O ritualismo japonês e a cordialidade brasileira
O ritualismo japonês e a cordialidade brasileira
Anna Ligia Pozzetti de Abreu
No momento de organizar um evento com a presença de japoneses, ou de receber uma comitiva do Japão para uma negociação, um dos fatores primordiais é contratar um tradutor e intérprete profissional com profundo conhecimento sobre a cultura e o idioma japonês.
Este pequeno texto indica apenas alguns aspectos culturais e linguísticos que evidenciam diferenças significativas entre o brasileiro e o japonês em diversas esferas, tentando eliminar visões deterministas e até mesmo preconceituosas sobre o tema. O Brasil e o Japão têm mais de um século de boas relações e apesar dessas diferenças culturais, parcerias importantes foram firmadas ao longo do tempo. E respeitar essas especificidades tem sido uma das chaves para o sucesso nos negócios!
Muitos brasileiros têm uma visão de que os japoneses são “fechados”, frios, e também muito rigorosos.
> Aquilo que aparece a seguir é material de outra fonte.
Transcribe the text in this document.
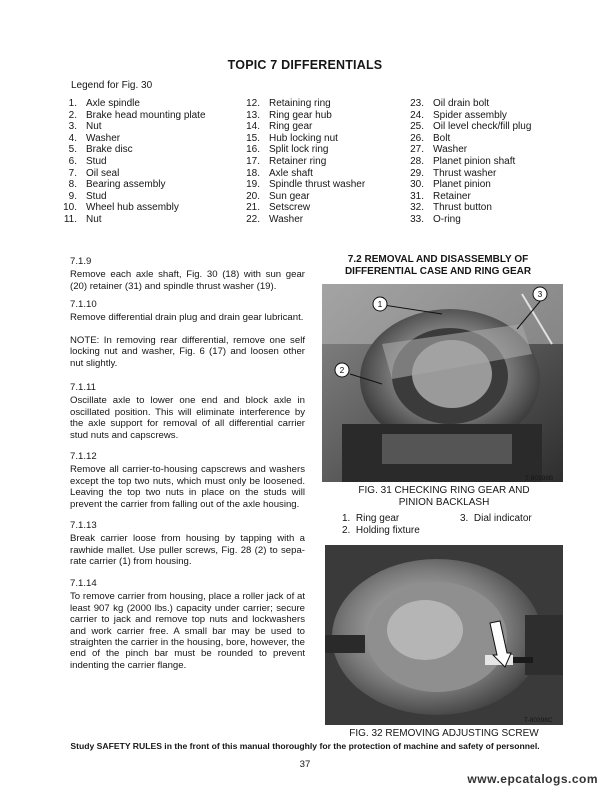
TOPIC 7 DIFFERENTIALS
Legend for Fig. 30
1. Axle spindle
2. Brake head mounting plate
3. Nut
4. Washer
5. Brake disc
6. Stud
7. Oil seal
8. Bearing assembly
9. Stud
10. Wheel hub assembly
11. Nut
12. Retaining ring
13. Ring gear hub
14. Ring gear
15. Hub locking nut
16. Split lock ring
17. Retainer ring
18. Axle shaft
19. Spindle thrust washer
20. Sun gear
21. Setscrew
22. Washer
23. Oil drain bolt
24. Spider assembly
25. Oil level check/fill plug
26. Bolt
27. Washer
28. Planet pinion shaft
29. Thrust washer
30. Planet pinion
31. Retainer
32. Thrust button
33. O-ring
7.1.9

Remove each axle shaft, Fig. 30 (18) with sun gear (20) retainer (31) and spindle thrust washer (19).

7.1.10

Remove differential drain plug and drain gear lubricant.

NOTE: In removing rear differential, remove one self locking nut and washer, Fig. 6 (17) and loosen other nut slightly.

7.1.11

Oscillate axle to lower one end and block axle in oscillated position. This will eliminate interference by the axle support for removal of all differential carrier stud nuts and capscrews.

7.1.12

Remove all carrier-to-housing capscrews and washers except the top two nuts, which must only be loosened. Leaving the top two nuts in place on the studs will prevent the carrier from falling out of the axle housing.

7.1.13

Break carrier loose from housing by tapping with a rawhide mallet. Use puller screws, Fig. 28 (2) to sepa-rate carrier (1) from housing.

7.1.14

To remove carrier from housing, place a roller jack of at least 907 kg (2000 lbs.) capacity under carrier; secure carrier to jack and remove top nuts and lockwashers and work carrier free. A small bar may be used to straighten the carrier in the housing, bore, however, the end of the pinch bar must be rounded to prevent indenting the carrier flange.

7.2 REMOVAL AND DISASSEMBLY OF
DIFFERENTIAL CASE AND RING GEAR
1
3
2
T-80398B
FIG. 31 CHECKING RING GEAR AND
PINION BACKLASH
1. Ring gear
2. Holding fixture
3. Dial indicator
T-80398C
FIG. 32 REMOVING ADJUSTING SCREW
Study SAFETY RULES in the front of this manual thoroughly for the protection of machine and safety of personnel.
37
www.epcatalogs.com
Mas a formalidade e a cordialidade japonesa (muito conhecida como omotenashi) não é algo artificial e é importante ter essa noção para que essas atitudes permeiem também as relações profissionais.
Em primeiro lugar, é preciso fazer uma distinção entre a cordialidade brasileira e a cordialidade japonesa. A primeira foi tratada por Sérgio Buarque de Holanda em seu clássico “Raízes do Brasil”, no capítulo 5, intitulado “O Homem Cordial”. Segundo o autor, a cordialidade, que é traço característico do brasileiro, definido como o “homem cordial”, está ligada ao horror às distâncias e à aversão ao ritualismo social. É o nosso famoso “sinta-se em casa, não faça cerimônia”, que funciona muito bem, obrigada!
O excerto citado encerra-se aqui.